Di particolare interesse è lo sfondo che si scorge alle spalle di Ludovico II e del figlio Francesco: la città rappresentata sembra avere tutte le caratteristiche architettoniche della città di Roma, tuttavia questa città è Mantova in quanto si mostra con la presenza dello stemma Gonzaga.

La scelta di presentare la città lombarda come la città eterna indica l’aspirazione del marchese a proporre Mantova come una “nuova Roma”, governata da principi che si ispirano ai modelli degli imperatori antichi.

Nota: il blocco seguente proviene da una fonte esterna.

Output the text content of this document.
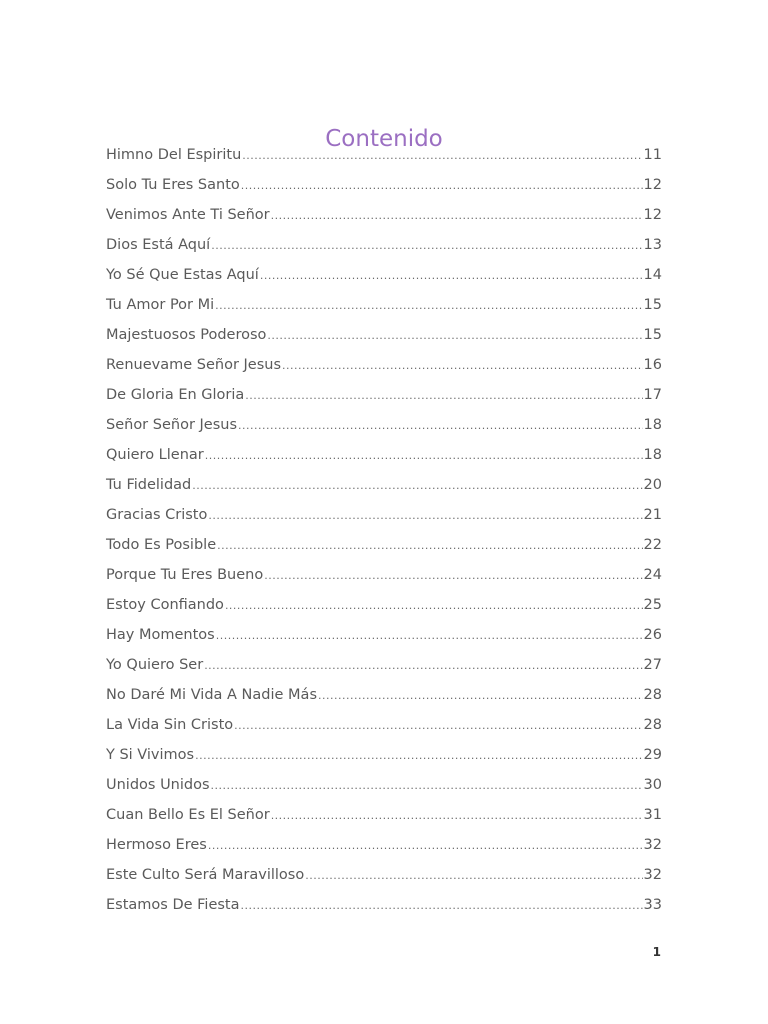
Contenido
Himno Del Espiritu .....	11
Solo Tu Eres Santo .....	12
Venimos Ante Ti Señor .....	12
Dios Está Aquí .....	13
Yo Sé Que Estas Aquí .....	14
Tu Amor Por Mi .....	15
Majestuosos Poderoso .....	15
Renuevame Señor Jesus .....	16
De Gloria En Gloria .....	17
Señor Señor Jesus .....	18
Quiero Llenar .....	18
Tu Fidelidad .....	20
Gracias Cristo .....	21
Todo Es Posible .....	22
Porque Tu Eres Bueno .....	24
Estoy Confiando .....	25
Hay Momentos .....	26
Yo Quiero Ser .....	27
No Daré Mi Vida A Nadie Más .....	28
La Vida Sin Cristo .....	28
Y Si Vivimos .....	29
Unidos Unidos .....	30
Cuan Bello Es El Señor .....	31
Hermoso Eres .....	32
Este Culto Será Maravilloso .....	32
Estamos De Fiesta .....	33
1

 L’oculo della volta della Camera degli Sposi

Probabilmente l’immagine più suggestiva che si può rintracciare nella Camera degli Sposi è quella della volta.

Al centro di essa Mantegna inserisce un oculo sperimentando in pittura le sue grandi abilità prospettiche, ponendo in questi termini la sua innovazione come modello per altri pittori dal Cinquecento in poi.

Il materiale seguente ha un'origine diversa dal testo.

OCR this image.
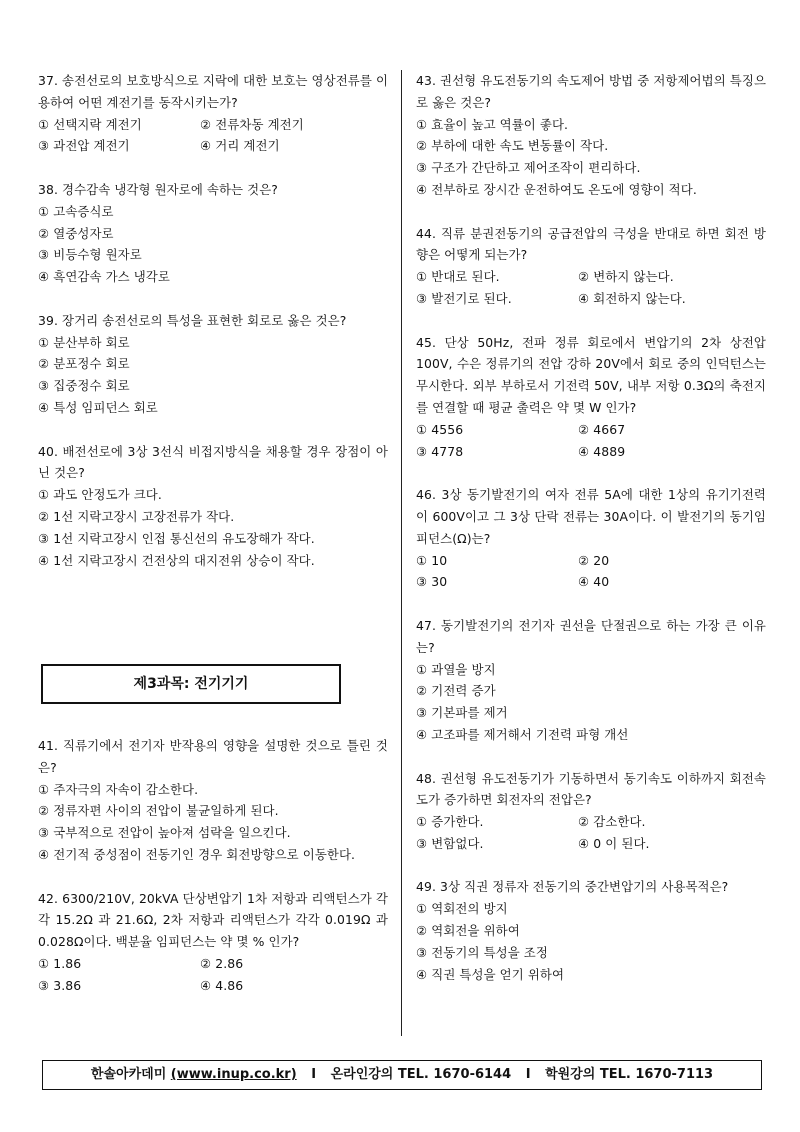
37. 송전선로의 보호방식으로 지락에 대한 보호는 영상전류를 이용하여 어떤 계전기를 동작시키는가?
① 선택지락 계전기	② 전류차동 계전기
③ 과전압 계전기	④ 거리 계전기
38. 경수감속 냉각형 원자로에 속하는 것은?
① 고속증식로
② 열중성자로
③ 비등수형 원자로
④ 흑연감속 가스 냉각로
39. 장거리 송전선로의 특성을 표현한 회로로 옳은 것은?
① 분산부하 회로
② 분포정수 회로
③ 집중정수 회로
④ 특성 임피던스 회로
40. 배전선로에 3상 3선식 비접지방식을 채용할 경우 장점이 아닌 것은?
① 과도 안정도가 크다.
② 1선 지락고장시 고장전류가 작다.
③ 1선 지락고장시 인접 통신선의 유도장해가 작다.
④ 1선 지락고장시 건전상의 대지전위 상승이 작다.
41. 직류기에서 전기자 반작용의 영향을 설명한 것으로 틀린 것은?
① 주자극의 자속이 감소한다.
② 정류자편 사이의 전압이 불균일하게 된다.
③ 국부적으로 전압이 높아져 섬락을 일으킨다.
④ 전기적 중성점이 전동기인 경우 회전방향으로 이동한다.
42. 6300/210V, 20kVA 단상변압기 1차 저항과 리액턴스가 각각 15.2Ω 과 21.6Ω, 2차 저항과 리액턴스가 각각 0.019Ω 과 0.028Ω이다. 백분율 임피던스는 약 몇 % 인가?
① 1.86	② 2.86
③ 3.86	④ 4.86
43. 권선형 유도전동기의 속도제어 방법 중 저항제어법의 특징으로 옳은 것은?
① 효율이 높고 역률이 좋다.
② 부하에 대한 속도 변동률이 작다.
③ 구조가 간단하고 제어조작이 편리하다.
④ 전부하로 장시간 운전하여도 온도에 영향이 적다.
44. 직류 분권전동기의 공급전압의 극성을 반대로 하면 회전 방향은 어떻게 되는가?
① 반대로 된다.	② 변하지 않는다.
③ 발전기로 된다.	④ 회전하지 않는다.
45. 단상 50Hz, 전파 정류 회로에서 변압기의 2차 상전압 100V, 수은 정류기의 전압 강하 20V에서 회로 중의 인덕턴스는 무시한다. 외부 부하로서 기전력 50V, 내부 저항 0.3Ω의 축전지를 연결할 때 평균 출력은 약 몇 W 인가?
① 4556	② 4667
③ 4778	④ 4889
46. 3상 동기발전기의 여자 전류 5A에 대한 1상의 유기기전력이 600V이고 그 3상 단락 전류는 30A이다. 이 발전기의 동기임피던스(Ω)는?
① 10	② 20
③ 30	④ 40
47. 동기발전기의 전기자 권선을 단절권으로 하는 가장 큰 이유는?
① 과열을 방지
② 기전력 증가
③ 기본파를 제거
④ 고조파를 제거해서 기전력 파형 개선
48. 권선형 유도전동기가 기동하면서 동기속도 이하까지 회전속도가 증가하면 회전자의 전압은?
① 증가한다.	② 감소한다.
③ 변함없다.	④ 0 이 된다.
49. 3상 직권 정류자 전동기의 중간변압기의 사용목적은?
① 역회전의 방지
② 역회전을 위하여
③ 전동기의 특성을 조정
④ 직권 특성을 얻기 위하여
제3과목: 전기기기
한솔아카데미 (www.inup.co.kr) I 온라인강의 TEL. 1670-6144 I 학원강의 TEL. 1670-7113
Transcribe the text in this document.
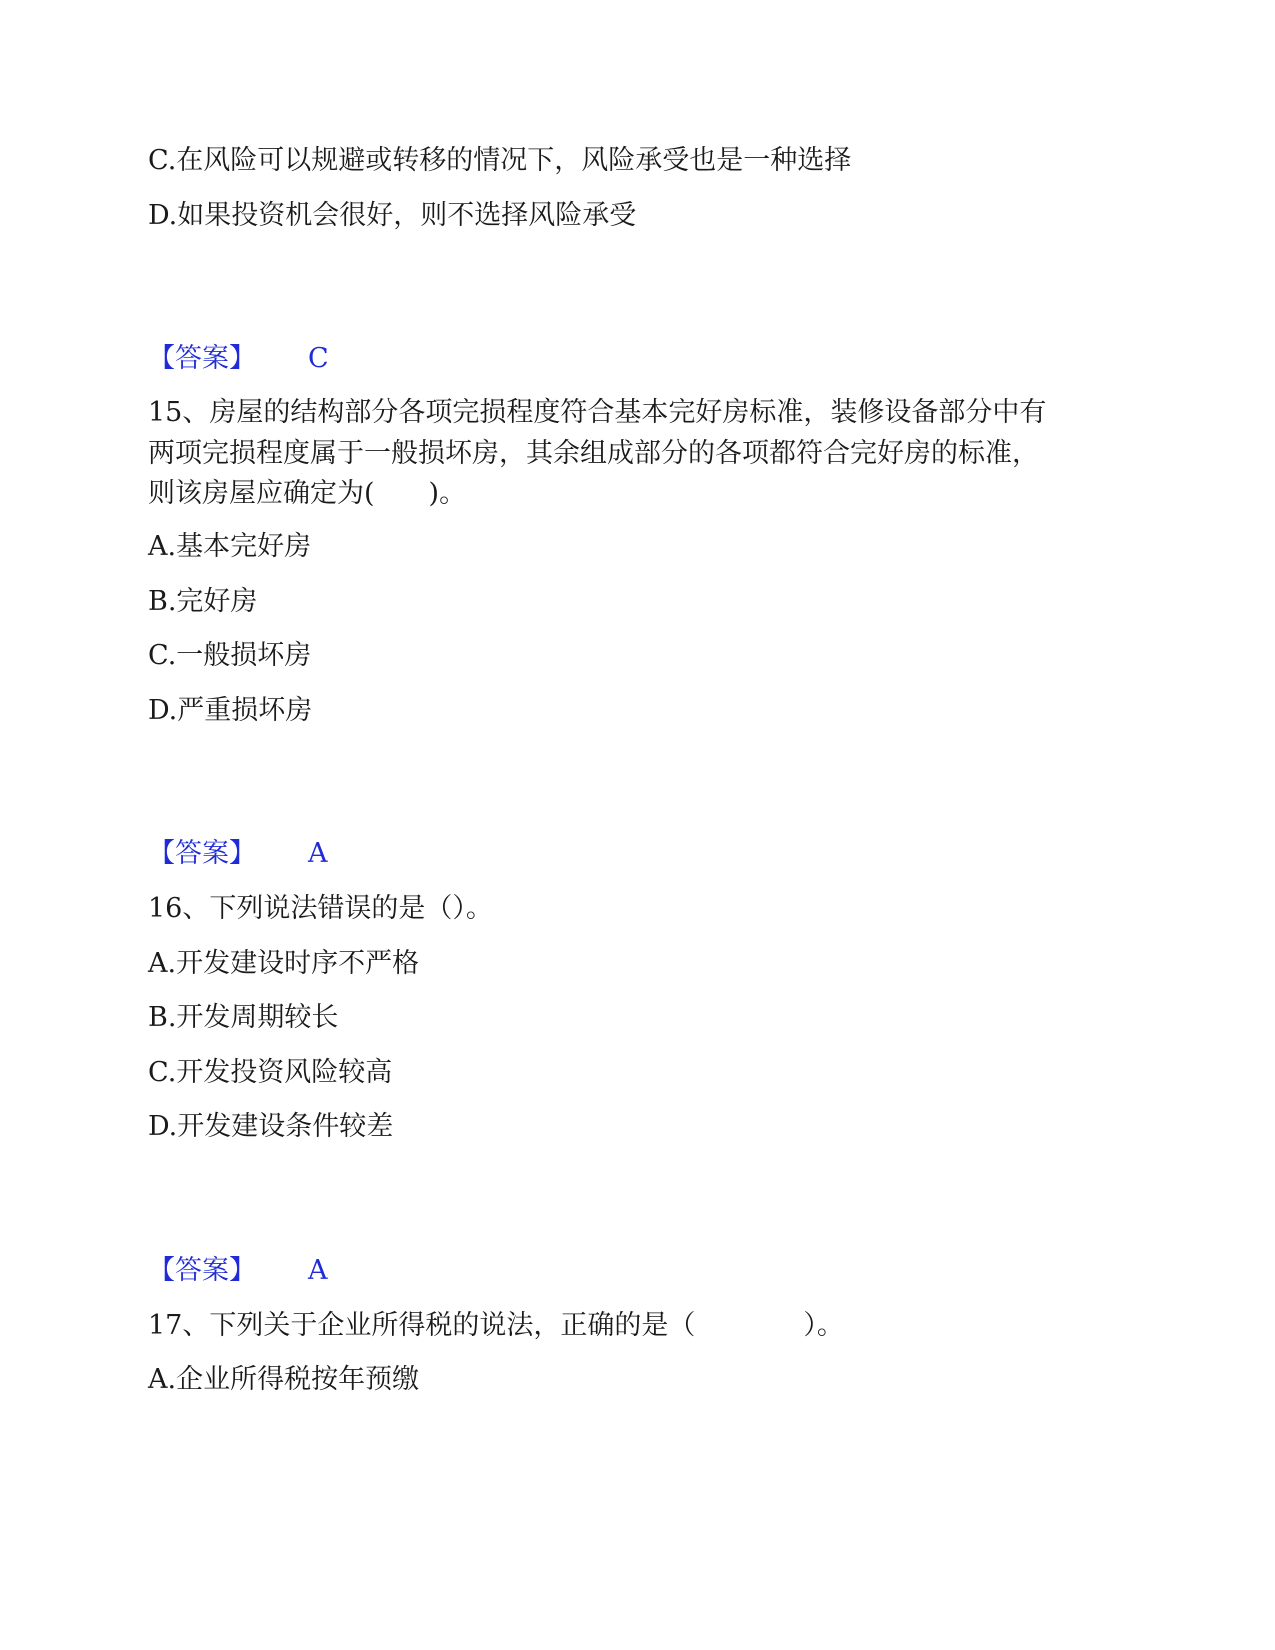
C.在风险可以规避或转移的情况下，风险承受也是一种选择
D.如果投资机会很好，则不选择风险承受
【答案】 C
15、房屋的结构部分各项完损程度符合基本完好房标准，装修设备部分中有
两项完损程度属于一般损坏房，其余组成部分的各项都符合完好房的标准，
则该房屋应确定为(　　)。
A.基本完好房
B.完好房
C.一般损坏房
D.严重损坏房
【答案】 A
16、下列说法错误的是（）。
A.开发建设时序不严格
B.开发周期较长
C.开发投资风险较高
D.开发建设条件较差
【答案】 A
17、下列关于企业所得税的说法，正确的是（　　　　）。
A.企业所得税按年预缴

L’oculo si presenta come un tondo aperto in modo illusionistico verso il cielo; ad esso si affacciano differenti figure scorciate dal basso verso l’alto come dame, domestiche, altre figure femminili, ma anche un pavone e un vaso.

Di straordinario illusionismo prospettico sono i putti raffigurati quasi in bilico su questa apertura verso il cielo; molti di questi sembrano volersi affacciare verso il basso per guardare gli ospiti della sala, altri più nascosti possono essere solo intravisti grazie a una manina che spunta.

L’illusionistica “finestra” si inserisce al centro di un motivo decorativo a finto mosaico dorato, suddiviso in modo regolare da finte cornici “scolpite” con motivo a palmetta che ricordano molto i bassorilievi antichi.

Infine, attorno al quadrato scultoreo che racchiude l’oculo si dispongono otto losanghe, ognuna delle quali presenta uno dei ritratti dei primi otto imperatori di Roma, raffigurato dentro una bellissima cornice di elementi vegetali e nastri svolazzanti, sorretta da un piccolo putto.

Di nuovo è possibile rintracciare in questa decorazione il richiamo alla città dei grandi imperatori, modelli ideali di una forma di potere assoluto ed esempi di una stirpe dinastica, ossia quella imperiale.

Grazie alla lettura comparata delle fonti storiche e allo studio della storia dell’arte si scopre il vero significato delle immagini della Camera degli Sposi, un’opera influenzata dalle teorie politiche umanistiche e che vuole definire l’immagine del marchese di Mantova e della sua dinastia attraverso l’abilità di Andrea Mantegna.

Fig. 7 – L’oculo della volta, Camera degli Sposi. Fonte: http://www.lombardiabeniculturali.it/.

 

Bibliografia:

Cordaro, La Camera degli Sposi di Andrea Mantegna, Electa Milano, 1997.

Lucco, Mantegna a Mantova, 1460 – 1506, Skira, Milano, 2006.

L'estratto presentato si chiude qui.